En juillet 2022, un an au moins déjà !, Amegne Blibo, à la question de la rédaction de Togotopnews, «D’où vous vient l’inspiration ? », l’artiste répond : « Mon inspiration, c’est la nature. Je m’inspire des êtres humains pour faire des portraits avec l’ajout d’une touche personnelle pour donner plus d’envie aux gens à s’intéresser à l’œuvre.  L’inspiration vient aussi des faits sociaux. »

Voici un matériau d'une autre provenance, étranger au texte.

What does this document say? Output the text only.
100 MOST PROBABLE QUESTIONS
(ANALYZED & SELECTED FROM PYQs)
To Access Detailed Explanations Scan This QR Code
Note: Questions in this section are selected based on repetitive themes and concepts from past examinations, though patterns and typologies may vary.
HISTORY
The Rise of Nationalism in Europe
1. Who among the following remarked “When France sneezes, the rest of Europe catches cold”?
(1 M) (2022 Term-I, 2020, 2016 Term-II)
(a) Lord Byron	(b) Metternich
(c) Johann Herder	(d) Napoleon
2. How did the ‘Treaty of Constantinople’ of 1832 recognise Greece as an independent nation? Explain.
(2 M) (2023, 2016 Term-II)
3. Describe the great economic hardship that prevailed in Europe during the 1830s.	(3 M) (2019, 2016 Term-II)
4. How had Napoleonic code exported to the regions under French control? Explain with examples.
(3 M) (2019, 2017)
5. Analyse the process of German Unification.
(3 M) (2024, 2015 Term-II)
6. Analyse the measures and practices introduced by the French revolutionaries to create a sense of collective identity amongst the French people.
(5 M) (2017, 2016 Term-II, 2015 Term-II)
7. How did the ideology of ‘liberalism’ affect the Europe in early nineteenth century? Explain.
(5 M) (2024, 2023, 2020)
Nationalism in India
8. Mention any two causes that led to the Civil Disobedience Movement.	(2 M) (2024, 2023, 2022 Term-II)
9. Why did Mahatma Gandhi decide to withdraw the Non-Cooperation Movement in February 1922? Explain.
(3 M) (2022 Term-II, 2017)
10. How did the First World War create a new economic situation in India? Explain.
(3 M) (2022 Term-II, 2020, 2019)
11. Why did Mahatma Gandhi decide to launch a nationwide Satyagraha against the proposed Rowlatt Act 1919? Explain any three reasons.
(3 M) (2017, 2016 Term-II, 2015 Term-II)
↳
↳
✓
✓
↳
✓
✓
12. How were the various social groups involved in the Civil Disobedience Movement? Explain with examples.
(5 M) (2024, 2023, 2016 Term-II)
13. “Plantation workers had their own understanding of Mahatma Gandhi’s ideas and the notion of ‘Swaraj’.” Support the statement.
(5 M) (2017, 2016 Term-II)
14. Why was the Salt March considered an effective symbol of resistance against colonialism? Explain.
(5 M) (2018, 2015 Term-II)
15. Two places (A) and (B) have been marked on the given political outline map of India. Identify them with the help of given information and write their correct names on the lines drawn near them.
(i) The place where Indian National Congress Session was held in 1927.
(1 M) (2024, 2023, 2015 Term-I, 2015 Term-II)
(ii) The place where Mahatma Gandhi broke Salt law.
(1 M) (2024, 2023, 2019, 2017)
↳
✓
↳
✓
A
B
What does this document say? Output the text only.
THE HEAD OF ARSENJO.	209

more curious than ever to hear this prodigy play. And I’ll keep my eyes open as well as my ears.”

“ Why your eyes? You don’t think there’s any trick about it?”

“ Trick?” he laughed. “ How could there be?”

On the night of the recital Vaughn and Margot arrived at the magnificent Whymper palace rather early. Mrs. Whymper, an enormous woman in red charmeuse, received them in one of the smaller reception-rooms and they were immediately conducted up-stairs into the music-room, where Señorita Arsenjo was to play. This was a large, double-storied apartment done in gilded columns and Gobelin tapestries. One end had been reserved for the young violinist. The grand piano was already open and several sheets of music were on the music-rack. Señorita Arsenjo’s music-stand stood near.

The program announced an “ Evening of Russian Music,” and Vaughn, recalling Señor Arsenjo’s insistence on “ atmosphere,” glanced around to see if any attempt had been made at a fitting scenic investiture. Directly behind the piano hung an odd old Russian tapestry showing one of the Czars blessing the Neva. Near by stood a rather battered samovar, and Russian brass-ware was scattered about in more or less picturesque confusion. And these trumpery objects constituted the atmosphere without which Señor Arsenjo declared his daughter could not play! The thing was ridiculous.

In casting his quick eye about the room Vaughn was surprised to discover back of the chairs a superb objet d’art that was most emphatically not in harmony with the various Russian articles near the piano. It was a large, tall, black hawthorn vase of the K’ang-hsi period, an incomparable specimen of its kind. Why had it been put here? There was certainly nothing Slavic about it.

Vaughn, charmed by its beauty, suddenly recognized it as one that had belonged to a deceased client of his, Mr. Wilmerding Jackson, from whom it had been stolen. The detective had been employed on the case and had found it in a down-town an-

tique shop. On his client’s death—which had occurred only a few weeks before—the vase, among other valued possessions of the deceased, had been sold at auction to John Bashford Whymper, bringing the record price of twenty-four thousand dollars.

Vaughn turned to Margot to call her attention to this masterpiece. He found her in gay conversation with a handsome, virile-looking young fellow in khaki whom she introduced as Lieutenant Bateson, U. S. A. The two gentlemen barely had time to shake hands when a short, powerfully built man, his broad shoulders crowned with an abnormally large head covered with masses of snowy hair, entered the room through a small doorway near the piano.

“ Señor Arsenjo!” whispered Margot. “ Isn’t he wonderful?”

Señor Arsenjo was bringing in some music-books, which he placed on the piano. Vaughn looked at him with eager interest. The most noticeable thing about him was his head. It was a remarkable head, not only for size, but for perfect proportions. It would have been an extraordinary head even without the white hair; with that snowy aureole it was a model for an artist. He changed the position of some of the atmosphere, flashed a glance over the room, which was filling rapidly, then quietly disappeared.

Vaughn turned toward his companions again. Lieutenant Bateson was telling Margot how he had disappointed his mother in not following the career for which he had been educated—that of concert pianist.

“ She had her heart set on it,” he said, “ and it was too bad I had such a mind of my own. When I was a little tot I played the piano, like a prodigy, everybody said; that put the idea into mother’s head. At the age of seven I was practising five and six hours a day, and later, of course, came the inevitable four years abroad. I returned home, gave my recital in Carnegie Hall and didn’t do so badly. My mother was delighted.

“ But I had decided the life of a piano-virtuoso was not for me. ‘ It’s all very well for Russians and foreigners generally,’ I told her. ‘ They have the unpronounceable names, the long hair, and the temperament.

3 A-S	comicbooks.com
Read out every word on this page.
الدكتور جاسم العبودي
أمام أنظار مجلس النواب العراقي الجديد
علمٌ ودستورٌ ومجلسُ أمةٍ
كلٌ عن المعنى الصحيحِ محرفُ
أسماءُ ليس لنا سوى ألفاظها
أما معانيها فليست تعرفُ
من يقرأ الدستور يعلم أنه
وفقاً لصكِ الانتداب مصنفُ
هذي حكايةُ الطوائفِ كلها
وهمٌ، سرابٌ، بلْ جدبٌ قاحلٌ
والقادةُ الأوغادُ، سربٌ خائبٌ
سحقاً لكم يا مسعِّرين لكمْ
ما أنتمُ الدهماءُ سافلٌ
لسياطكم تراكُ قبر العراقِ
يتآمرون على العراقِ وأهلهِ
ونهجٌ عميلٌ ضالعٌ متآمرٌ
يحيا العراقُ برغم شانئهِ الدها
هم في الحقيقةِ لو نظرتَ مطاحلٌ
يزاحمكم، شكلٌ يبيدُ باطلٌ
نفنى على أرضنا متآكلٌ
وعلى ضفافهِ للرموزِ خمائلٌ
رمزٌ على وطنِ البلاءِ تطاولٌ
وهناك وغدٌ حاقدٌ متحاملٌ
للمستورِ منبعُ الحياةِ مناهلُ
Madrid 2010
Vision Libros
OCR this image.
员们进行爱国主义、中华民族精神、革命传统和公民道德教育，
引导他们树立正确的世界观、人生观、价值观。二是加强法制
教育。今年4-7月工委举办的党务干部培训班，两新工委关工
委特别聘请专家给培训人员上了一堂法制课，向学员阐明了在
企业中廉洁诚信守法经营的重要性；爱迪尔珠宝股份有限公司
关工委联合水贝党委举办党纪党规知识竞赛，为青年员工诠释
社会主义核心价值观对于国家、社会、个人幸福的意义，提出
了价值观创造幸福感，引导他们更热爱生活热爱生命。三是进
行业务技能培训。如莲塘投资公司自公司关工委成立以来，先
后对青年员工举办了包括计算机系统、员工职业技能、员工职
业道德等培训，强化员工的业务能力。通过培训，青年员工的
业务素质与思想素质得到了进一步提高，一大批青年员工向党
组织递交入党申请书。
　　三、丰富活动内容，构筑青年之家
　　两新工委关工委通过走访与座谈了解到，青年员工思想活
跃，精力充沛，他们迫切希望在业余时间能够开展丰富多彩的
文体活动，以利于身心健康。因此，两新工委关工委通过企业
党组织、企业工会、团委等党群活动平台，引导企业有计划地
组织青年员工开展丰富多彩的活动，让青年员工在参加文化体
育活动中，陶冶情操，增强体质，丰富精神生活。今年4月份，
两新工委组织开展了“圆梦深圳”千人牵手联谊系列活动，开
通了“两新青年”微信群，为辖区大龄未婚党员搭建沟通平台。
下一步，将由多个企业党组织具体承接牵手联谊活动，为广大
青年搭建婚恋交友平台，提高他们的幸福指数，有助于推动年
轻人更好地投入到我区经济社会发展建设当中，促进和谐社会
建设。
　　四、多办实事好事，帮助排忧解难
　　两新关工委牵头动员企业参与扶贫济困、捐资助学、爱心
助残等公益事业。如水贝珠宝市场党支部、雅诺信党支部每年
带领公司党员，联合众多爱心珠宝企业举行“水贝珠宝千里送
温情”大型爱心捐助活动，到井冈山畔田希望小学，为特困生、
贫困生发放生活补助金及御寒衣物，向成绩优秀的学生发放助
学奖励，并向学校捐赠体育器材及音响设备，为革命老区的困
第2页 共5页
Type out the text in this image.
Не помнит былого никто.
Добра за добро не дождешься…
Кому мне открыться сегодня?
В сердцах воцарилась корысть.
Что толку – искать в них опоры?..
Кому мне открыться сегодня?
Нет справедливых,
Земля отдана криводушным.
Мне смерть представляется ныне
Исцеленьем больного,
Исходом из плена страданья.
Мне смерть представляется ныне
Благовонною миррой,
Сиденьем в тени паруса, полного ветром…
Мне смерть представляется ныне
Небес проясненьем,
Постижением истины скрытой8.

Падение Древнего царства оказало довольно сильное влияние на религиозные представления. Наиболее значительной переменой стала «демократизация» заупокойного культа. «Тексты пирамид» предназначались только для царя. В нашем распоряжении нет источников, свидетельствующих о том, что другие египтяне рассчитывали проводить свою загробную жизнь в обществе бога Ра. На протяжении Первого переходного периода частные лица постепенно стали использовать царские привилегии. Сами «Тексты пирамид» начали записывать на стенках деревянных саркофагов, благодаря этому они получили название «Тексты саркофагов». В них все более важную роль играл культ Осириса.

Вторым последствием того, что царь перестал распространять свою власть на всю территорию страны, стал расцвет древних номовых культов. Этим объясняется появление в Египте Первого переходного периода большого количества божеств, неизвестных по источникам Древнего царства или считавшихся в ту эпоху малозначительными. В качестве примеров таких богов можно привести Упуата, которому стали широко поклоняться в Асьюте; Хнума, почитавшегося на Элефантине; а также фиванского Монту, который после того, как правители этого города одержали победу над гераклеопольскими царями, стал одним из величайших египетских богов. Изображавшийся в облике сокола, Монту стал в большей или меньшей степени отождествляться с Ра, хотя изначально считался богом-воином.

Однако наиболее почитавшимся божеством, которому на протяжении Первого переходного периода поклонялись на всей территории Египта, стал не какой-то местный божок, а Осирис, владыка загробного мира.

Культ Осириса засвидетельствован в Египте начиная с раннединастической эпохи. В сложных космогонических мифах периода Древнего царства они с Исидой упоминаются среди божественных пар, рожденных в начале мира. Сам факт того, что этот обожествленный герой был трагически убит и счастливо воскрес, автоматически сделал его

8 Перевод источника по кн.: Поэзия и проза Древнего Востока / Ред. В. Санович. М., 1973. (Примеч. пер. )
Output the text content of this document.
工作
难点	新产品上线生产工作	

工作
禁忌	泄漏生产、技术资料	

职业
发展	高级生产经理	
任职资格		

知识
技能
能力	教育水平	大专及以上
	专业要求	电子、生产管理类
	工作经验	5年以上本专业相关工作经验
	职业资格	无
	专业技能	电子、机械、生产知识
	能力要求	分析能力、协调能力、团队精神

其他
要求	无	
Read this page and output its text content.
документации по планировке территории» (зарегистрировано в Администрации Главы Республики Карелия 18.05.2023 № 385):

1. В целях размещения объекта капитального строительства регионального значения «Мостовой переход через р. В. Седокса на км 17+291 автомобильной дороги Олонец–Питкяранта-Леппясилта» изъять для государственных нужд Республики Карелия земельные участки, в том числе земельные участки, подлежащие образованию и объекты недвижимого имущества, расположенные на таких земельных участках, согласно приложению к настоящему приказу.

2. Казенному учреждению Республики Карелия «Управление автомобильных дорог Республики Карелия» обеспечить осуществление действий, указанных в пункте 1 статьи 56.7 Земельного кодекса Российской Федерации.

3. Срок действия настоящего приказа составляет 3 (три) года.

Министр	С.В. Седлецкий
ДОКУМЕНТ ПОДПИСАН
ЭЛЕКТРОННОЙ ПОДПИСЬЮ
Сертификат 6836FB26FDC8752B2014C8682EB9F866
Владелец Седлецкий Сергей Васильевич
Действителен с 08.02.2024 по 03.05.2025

Aujourd’hui en août 2023, « la Case des Daltons », centre culturel sis à Lomé au quartier Tokoin Hôpital, lui ouvre ses portes à la faveur d’une nouvelle exposition dénommée AHOE NOUGNA. Traduction libre en langue éwé-mina du Togo : le savoir-penser, le savoir-être, le savoir-faire, le savoir-vivre endogène qu’on peut considérer comme le patrimoine culturel tout au moins au regard des titres très évocateurs de ses tableaux : Tablabla (port du foulard) 1 ; Tablabla 2 ; Gbedododa (prière) 1 ; Gbedododa 2 ; Identité 1 ; Identité 2 ; Hotsi (cauri) 1 ; Hotsi 2 ; Tam-tam parleur ; Cheveux afro.

L’ensemble des créations à découvrir s’est entièrement inspiré du patrimoine culturel africain, une véritable reconnexion à ses racines culturelles à l’instar du cauri et du masque,  des objets quotidiens  du passé traditionnel du continent africain. Ainsi, selon Oscar Wilde, « Tout art est à la fois surface et symbole. »

Hotsi, le coquillage cauri par exemple, proviendrait de l’Océan Indien et a servi longtemps de monnaie d’échange dans la majeure partie du continent, est considéré comme le symbole de la prospérité et aussi de la fécondité, à cause de sa ressemblance avec le sexe de la femme : pour cette raison, on le trouve sur toutes sortes de parures féminines et masculines, ou fréquemment reproduit aussi bien sur le front d’un masque, le socle d’une statuette, le pourtour d’un bracelet en bronze, que dans les motifs d’un textile. Le cauri a également un usage spirituel fondamental dans la religion traditionnelle africaine.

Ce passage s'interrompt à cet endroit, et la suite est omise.